Tuesday, August 30, 2011

Beautiful Bevin

Swoon of the day, the Bevin ottoman from Horchow.
It's just so damn glamorous, don't you think?

Monday, August 29, 2011

Hot Mess Monday

Christ Almighty! You know you're in trouble when you make Snooki look elegant and demure. The hair, the dress, the contacts, it's all just a big slopopotamess. Deena, get a stylist.

Thursday, August 25, 2011

Best Yelp Post Ever

I was looking for a place to get a blowout last week, and I came across a salon on Melrose that I had never heard of before. I read through a couple of their Yelp posts, it was just too good.

Stag Hair Parlor, Ary M:

I've been wearing a disaster on my head for the past few weeks; decided I need a haircut, right? Past by this spot a couple times but finally walked in yesterday for the first time. First, I was greeted by a legit fella. Then I was offered a beer. I was like, "Whaaat. Am I on that new show 'How To Catch an Alcholic.'" Nah. I wasn't. It was just good folks giving awesome service and hospitality.

Then I got Jerry, my ninja, to work his magic on my hair. The dude is legit. I gave a vague description of what I wanted and this cat knew exactly what I had envisioned. Was super detailed and made sure I looked sexually attractive.

I catch my reflection now and I'm like, "Yo. Who the fuck is this handsome fella looking at me in the mirror son?!"

Overall: great staff, awesome service, legit interior decor and free beer - pfft, who the fuck says no to free booze?
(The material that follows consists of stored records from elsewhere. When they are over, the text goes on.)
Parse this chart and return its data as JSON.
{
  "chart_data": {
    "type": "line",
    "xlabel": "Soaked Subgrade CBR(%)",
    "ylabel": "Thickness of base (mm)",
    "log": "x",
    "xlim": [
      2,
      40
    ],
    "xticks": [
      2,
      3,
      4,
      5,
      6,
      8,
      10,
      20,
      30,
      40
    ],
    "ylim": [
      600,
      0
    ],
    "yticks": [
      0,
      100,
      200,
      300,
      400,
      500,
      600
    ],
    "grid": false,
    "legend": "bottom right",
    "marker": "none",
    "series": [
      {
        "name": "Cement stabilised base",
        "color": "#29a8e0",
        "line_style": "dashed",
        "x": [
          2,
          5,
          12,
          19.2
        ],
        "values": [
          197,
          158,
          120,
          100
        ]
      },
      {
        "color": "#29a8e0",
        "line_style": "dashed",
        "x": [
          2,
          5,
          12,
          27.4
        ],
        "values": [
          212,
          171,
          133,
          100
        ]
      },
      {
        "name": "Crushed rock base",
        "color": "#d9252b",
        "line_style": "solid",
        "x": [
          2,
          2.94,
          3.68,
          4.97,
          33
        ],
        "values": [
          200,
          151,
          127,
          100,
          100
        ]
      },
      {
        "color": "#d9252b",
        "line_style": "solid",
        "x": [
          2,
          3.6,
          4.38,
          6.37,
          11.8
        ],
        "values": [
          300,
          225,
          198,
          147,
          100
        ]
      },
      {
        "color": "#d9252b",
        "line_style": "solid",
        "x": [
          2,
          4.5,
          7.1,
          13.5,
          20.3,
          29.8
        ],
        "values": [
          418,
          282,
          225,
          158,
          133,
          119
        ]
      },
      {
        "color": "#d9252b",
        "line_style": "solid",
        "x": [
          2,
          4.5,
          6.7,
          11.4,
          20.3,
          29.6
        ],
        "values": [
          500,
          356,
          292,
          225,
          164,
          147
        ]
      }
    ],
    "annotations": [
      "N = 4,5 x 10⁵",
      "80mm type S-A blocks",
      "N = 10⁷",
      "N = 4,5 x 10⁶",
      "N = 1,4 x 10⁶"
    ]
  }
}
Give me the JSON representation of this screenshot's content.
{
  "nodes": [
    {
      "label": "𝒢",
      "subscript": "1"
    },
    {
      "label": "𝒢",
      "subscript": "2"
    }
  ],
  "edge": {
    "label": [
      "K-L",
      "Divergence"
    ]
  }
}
Wanna look attractive as fuck? You best hide yo wife, hide yo kids and get yourself to Stag booboo.

Monday, August 15, 2011

Hot Mess Monday

Let me set the scene for you. I go to sushi with my friends Erin and Artem at some dive on Santa Monica Boulevard. Brendan, coming from the Equality Awards at the Beverly Hills Hotel, meets up with us in full on black tie. We decide to go to The Abby, so we all pile in Erin's early 90's BMW station wagon, which curiously has a built-in car phone with a cord. This is a photo of a hot mess hanging out the window with a wine glass in hand driving down the boulevard, the cord wrapped around his neck screaming, "SELL EVERYTHING I TELL YOU!" And this was just the beginning....Gotta love West Hollywood.